Tuesday, November 19, 2013

Crunching Billions of Log Lines With LogParser

Yesterday three different people came to me asking what type and how many browsers are our "users" using to access our content. Since our products load on about 50 - 80 million pages a day we have a pretty good sample size. And a hell of a lot of log files to collect and analyze. Since I already summarize this info on each server daily it was rather simple to gather these summaries and tally them for the month.

These calls are from one of our services that handles an average of about 50,000,000 calls per day. Of course these calls are spread across several web servers, so I took the daily summary from each server & combined them per day, then took these daily summaries and combined them for last month (October 2013). In total this represents only about 5-8% of our total daily calls, but this particular service is the first called by many of our products so it is the best place from which to gather info like user agent distribution.

UserAgent UAHits UAPercent
Internet Explorer 516,408,427 34.05%
Chrome 318,859,924 21.02%
Firefox 262,120,296 17.28%
Apple IOS 165,269,836 10.90%
Safari 136,577,103 9.01%
Android 77,221,373 5.09%
Other Mobile 10,372,620 0.68%
Other User Agents 9,694,239 0.64%
Search Bot 5,097,159 0.34%
Opera 3,938,622 0.26%
Monitoring 5,527,439 0.36%
IEMobile 2,698,171 0.18%
BlackBerry 1,161,637 0.08%
No User Agent 1,119,479 0.07%
Monitoring2 307,882 0.02%
Gaming Device 152,633 0.01%
CMS 44,012 0.00%
wget 6,034 0.00%
curl 1,784 0.00%

Total Hits 1,516,579,920

For our users Internet Explorer reigns supreme, but the percentage of hits for IE is down quite a bit from my sample last spring where it represented just over 38% of the total.

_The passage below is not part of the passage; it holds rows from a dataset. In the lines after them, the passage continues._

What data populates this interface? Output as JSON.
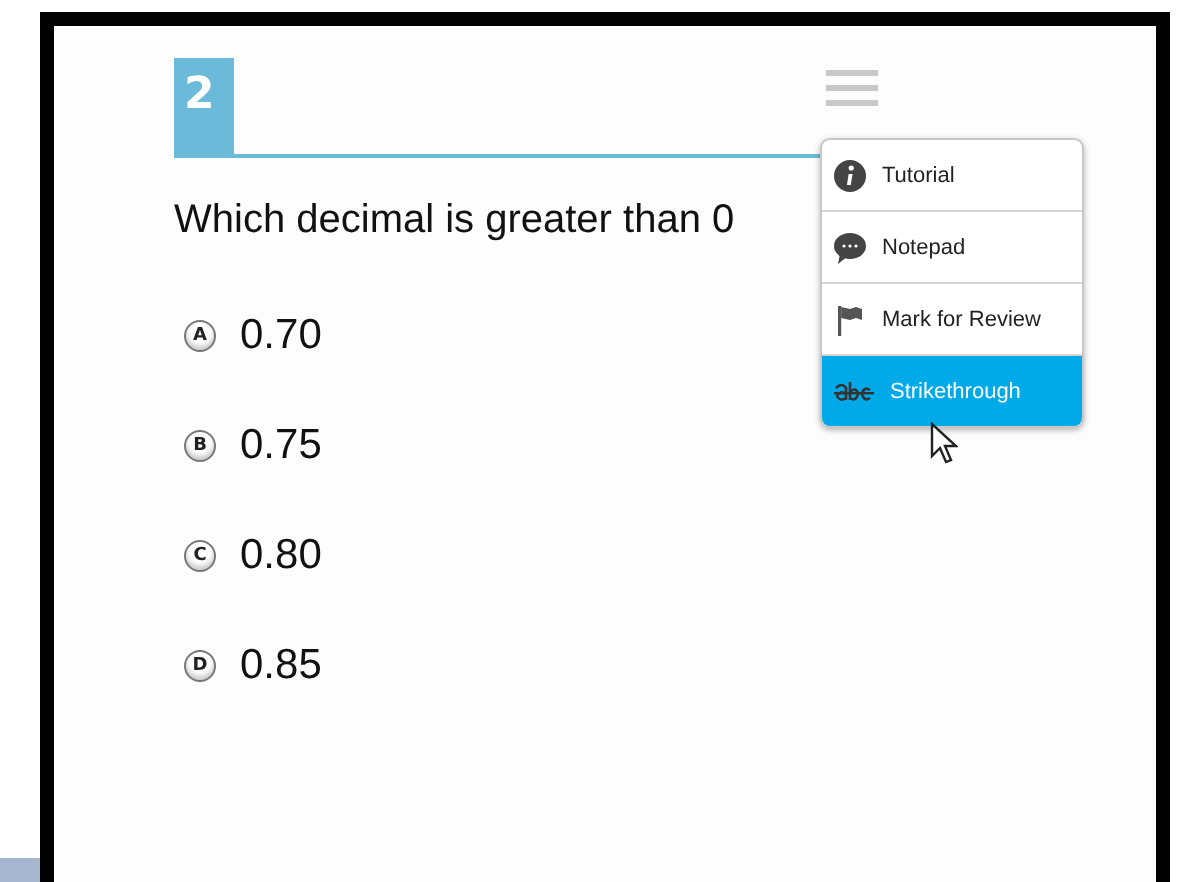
{
  "question": {
    "number": "2",
    "text": "Which decimal is greater than 0"
  },
  "options": [
    {
      "letter": "A",
      "value": "0.70"
    },
    {
      "letter": "B",
      "value": "0.75"
    },
    {
      "letter": "C",
      "value": "0.80"
    },
    {
      "letter": "D",
      "value": "0.85"
    }
  ],
  "menu": {
    "items": [
      {
        "label": "Tutorial",
        "selected": false
      },
      {
        "label": "Notepad",
        "selected": false
      },
      {
        "label": "Mark for Review",
        "selected": false
      },
      {
        "label": "Strikethrough",
        "selected": true
      }
    ]
  }
}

Since then IOS slipped a little from 11.3% to 10.9%, and Android rose from 3.12% to 5.09%. In total nearly 17% of our users access our content with "mobile" devices (includes phones, tablets, etc.). I suspect this is a little lower than the average of some corners of the Internet, but since the majority of our users access our content during the day on weekdays (makes me question their productivity while at work....) it's no surprise it's fairly low & desktop browsers are higher.

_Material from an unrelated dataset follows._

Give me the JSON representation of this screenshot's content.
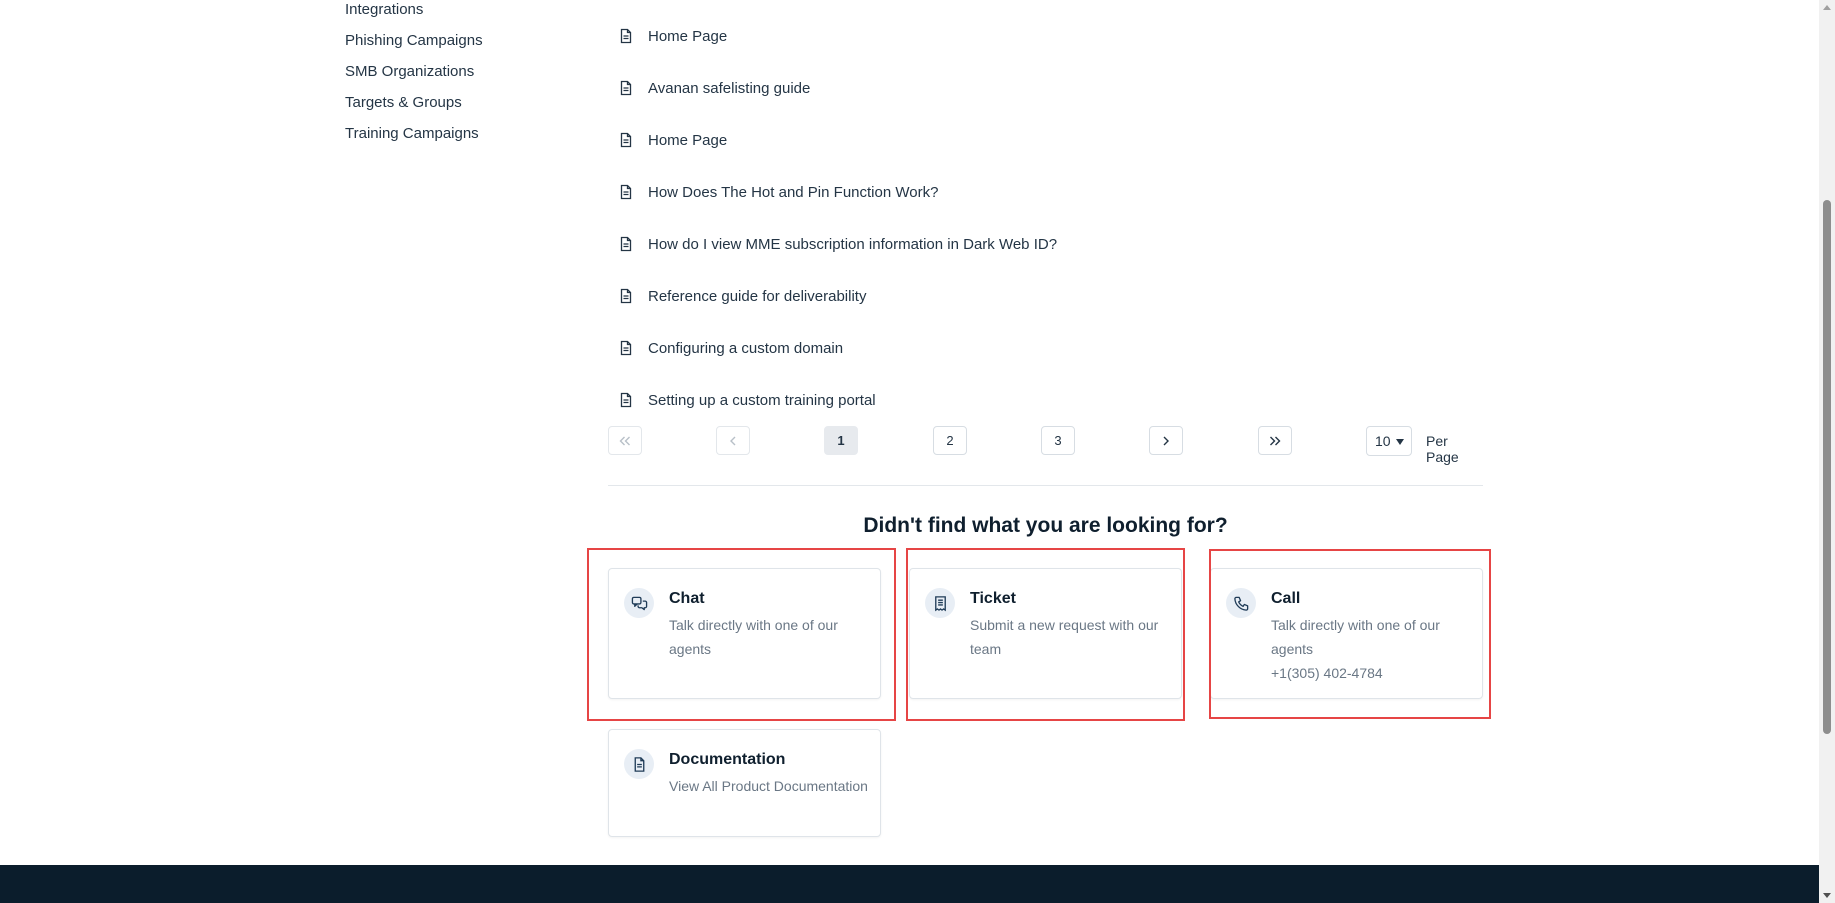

I've written much about my love affair with Microsoft's logparser, and that love continues. All of these over 1.5 billion log lines were crunched with logparser using only the servers' CPU's which served the content and are running 24/7 anyway. The bottom line is this info was gathered (along with a lot of other info) for free! That's right, instead of spending thousands or even tens of thousands of dollars for fancy third party log analyzing tools I've leveraged available CPU time, free software (logparser itself) and a little ingenuity to collect a great deal of useful information from a rather large amount of log files.